O Brasil pôde adotar, nas negociações na Rodada de Doha, uma atitude que levava em conta, também, não só os interesses do agronegócio, mas também de agricultura familiar. Nossa preocupação, por
exemplo, com questões como dumping e várias outras que talvez tivessem dificuldades, por assim dizer.
Agora, talvez, ainda possa ser feito mais pela exportação. Na realidade, hoje sabemos que a agricultura familiar brasileira, se eu não me engano, responde a 70% do consumo de alimentos no Brasil,
o que é uma coisa extraordinária, por ocupar uma área muito pequena, mas na exportação, talvez ainda
tenha que crescer mais.
Na exportação, nós temos que enfrentar a competição dos preços internacionais.

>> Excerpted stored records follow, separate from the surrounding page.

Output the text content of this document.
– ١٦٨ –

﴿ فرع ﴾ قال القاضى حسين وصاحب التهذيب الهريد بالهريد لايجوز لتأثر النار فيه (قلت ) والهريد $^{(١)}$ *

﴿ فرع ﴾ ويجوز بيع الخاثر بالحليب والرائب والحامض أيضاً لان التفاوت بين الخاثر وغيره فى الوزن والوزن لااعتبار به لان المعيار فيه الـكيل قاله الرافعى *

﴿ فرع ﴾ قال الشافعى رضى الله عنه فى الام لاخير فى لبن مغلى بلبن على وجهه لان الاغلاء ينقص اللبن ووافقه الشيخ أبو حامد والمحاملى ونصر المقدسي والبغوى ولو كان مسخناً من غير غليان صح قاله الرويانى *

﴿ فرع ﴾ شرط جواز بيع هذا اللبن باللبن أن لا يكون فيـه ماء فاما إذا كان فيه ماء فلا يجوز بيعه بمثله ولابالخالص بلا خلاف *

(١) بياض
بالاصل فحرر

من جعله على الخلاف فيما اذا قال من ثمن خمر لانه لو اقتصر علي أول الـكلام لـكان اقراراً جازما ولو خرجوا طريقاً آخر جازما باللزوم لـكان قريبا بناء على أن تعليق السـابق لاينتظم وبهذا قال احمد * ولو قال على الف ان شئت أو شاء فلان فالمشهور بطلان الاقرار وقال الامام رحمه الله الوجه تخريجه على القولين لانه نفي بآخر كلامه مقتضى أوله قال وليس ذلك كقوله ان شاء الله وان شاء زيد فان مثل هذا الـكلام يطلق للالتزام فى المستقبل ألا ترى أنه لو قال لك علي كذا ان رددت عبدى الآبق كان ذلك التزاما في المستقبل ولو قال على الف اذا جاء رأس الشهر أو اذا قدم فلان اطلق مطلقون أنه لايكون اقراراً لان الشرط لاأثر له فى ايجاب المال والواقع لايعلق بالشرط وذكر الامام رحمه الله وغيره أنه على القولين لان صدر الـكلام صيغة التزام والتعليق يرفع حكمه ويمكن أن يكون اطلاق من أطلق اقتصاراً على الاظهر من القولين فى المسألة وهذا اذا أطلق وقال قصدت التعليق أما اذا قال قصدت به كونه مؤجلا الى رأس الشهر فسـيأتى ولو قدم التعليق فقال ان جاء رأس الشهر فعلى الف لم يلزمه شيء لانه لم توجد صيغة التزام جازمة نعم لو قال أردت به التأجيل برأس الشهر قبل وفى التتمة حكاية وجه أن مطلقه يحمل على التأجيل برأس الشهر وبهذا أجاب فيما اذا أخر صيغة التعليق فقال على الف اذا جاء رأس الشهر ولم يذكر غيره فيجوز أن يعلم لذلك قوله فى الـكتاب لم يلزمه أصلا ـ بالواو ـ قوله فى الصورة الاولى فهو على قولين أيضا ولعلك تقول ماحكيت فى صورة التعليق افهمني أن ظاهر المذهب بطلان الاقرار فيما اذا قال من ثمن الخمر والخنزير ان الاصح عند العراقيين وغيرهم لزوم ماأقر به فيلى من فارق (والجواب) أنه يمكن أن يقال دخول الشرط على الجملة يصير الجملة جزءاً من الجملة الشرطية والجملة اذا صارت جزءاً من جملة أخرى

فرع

Eu diria que,
nesse aspecto também, a principal medida que ajudaria – e aí ajudou tanto o agronegócio quanto a agricultura familiar – é a eliminação dos subsídios, porque, como eu digo, uma coisa é você competir com
um produtor norte-americano ou com um produtor europeu, outra coisa é você competir contra o Tesouro
Americano ou competir contra os Tesouros Europeus.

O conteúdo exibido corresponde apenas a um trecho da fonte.